Le train de nuit reliant Paris à Vienne et Paris à Berlin, a été mis en service en 2021 pour Paris-Vienne et en 2023 pour Paris-Berlin. Alors que le service avait été lancé dans un premier temps comme une expérimentation par l'opérateur autrichien (ÖBB) et la SNCF, sans subvention, l'État a publié en 2022 un appel à manifestation d'intérêt pour les trains de nuit internationaux. Parmi les opérateurs ayant répondu, SNCF Voyageurs a sollicité une aide financière au démarrage pour le service. Une subvention a ainsi été versée par les États français et autrichien en 2024 et en 2025. L'État a donc pleinement joué son rôle pour faciliter le démarrage de cette desserte de nuit internationale. Cette liaison, exploitée conjointement par les exploitants nationaux français, autrichien et allemand, connaît des difficultés importantes en matière de régularité, notamment suite aux travaux sur le réseau en Allemagne.
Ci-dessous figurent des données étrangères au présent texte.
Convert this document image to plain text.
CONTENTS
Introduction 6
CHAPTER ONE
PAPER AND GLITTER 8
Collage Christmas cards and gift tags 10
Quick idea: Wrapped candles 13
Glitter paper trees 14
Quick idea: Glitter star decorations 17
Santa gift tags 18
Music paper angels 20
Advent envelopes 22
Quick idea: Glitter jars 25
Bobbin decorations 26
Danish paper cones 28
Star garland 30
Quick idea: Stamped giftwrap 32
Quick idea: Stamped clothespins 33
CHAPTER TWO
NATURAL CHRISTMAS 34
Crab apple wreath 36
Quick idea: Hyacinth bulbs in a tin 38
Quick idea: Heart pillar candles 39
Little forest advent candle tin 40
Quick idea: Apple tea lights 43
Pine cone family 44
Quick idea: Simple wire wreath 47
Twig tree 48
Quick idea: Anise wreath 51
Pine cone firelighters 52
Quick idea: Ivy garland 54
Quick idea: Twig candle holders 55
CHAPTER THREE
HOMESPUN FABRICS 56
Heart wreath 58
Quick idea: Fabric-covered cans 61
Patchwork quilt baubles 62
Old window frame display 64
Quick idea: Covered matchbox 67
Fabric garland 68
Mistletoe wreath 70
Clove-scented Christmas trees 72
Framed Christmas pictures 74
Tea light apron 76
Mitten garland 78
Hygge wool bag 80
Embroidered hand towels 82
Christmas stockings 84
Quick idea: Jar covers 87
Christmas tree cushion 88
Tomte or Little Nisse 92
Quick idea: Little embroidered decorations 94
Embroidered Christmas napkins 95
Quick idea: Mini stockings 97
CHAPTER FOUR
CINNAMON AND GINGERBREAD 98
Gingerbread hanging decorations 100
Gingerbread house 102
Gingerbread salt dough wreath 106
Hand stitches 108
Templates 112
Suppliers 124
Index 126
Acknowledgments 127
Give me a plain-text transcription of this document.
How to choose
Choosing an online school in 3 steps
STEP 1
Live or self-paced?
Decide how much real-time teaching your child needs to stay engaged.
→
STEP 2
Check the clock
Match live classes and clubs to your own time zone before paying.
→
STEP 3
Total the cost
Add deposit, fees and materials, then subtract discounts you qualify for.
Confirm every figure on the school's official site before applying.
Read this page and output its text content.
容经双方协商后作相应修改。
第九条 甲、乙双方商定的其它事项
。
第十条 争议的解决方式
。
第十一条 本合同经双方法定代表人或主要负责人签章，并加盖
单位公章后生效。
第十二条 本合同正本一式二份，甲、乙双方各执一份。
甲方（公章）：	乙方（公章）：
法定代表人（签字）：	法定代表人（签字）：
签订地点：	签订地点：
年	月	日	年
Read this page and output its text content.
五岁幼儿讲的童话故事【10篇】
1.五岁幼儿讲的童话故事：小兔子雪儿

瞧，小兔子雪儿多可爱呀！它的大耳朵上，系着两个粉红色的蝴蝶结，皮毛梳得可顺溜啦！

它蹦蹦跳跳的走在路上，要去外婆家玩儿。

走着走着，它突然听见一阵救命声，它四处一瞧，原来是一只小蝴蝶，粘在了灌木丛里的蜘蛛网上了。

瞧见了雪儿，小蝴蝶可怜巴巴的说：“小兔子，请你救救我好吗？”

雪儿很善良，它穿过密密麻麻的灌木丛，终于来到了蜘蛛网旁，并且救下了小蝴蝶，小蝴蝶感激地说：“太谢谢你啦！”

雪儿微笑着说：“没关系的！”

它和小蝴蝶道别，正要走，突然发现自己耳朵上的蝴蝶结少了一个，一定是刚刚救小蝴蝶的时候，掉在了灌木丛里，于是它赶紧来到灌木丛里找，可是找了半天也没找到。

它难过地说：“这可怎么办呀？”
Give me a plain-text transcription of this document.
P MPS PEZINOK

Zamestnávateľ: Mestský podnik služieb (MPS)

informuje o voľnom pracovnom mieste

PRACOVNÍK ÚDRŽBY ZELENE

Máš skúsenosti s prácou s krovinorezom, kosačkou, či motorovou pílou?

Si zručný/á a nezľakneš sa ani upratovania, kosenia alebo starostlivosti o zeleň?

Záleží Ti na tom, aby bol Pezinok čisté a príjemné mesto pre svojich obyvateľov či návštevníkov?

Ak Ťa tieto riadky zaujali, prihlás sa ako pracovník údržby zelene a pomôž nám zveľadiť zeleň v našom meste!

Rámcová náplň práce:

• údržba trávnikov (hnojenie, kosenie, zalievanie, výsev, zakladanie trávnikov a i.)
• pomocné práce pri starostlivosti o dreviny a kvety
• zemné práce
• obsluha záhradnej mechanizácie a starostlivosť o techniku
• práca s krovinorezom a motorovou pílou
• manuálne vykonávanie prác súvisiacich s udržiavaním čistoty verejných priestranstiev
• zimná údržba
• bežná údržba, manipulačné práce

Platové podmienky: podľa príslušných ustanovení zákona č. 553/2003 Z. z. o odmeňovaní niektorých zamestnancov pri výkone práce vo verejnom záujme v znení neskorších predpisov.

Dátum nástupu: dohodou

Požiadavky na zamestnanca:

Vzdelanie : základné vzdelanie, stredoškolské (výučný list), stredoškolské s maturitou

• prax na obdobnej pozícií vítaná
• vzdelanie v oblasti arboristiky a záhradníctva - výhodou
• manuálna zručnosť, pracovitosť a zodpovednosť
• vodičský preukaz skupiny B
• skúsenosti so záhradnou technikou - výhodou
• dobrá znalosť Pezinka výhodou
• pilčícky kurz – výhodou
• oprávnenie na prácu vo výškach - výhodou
La massification des travaux sur le réseau ferré, en particulier en Allemagne qui a récemment fortement renforcé son volume de travaux, perturbe fortement les possibilités de circulation pour ces trains. Cela ne permet pas à la desserte Paris-Vienne et Paris-Berlin de circuler de façon suffisamment régulière et donc de trouver son équilibre économique. Les subventions de l'Etat à ces lignes Paris-Vienne et Paris-Berlin représentent un surcoût important par comparaison avec les lignes de trains de nuit intérieures : 85euros par billet contre 65euros par billet pour les lignes françaises. Le poids de ces subventions est d'autant plus lourd à assumer que l'Allemagne ne participe pas au financement de ces lignes qui desservent son territoire. Un dialogue a été initié avec le ministère des Transports allemand pour envisager une participation de l'Allemagne à ce service, dont elle bénéficie, mais les discussions n'ont pas abouti. En 2026, dans un contexte de redressement de nos comptes publics, la priorité est donnée au fonctionnement et à la qualité de service des dessertes de nuit nationales, comme en atteste le projet de commande de matériels roulant pour les trains de nuit. La subvention versée par l'État n'est donc pas reconduite pour l'année 2026. D'ailleurs un projet de reprise de la ligne par une compagnie ferroviaire européenne, sans subvention publique, est suffisamment avancé pour avoir fait l'objet d'informations dans la presse, mentionnant une perspective de reprise des circulations au mois de mars 2026.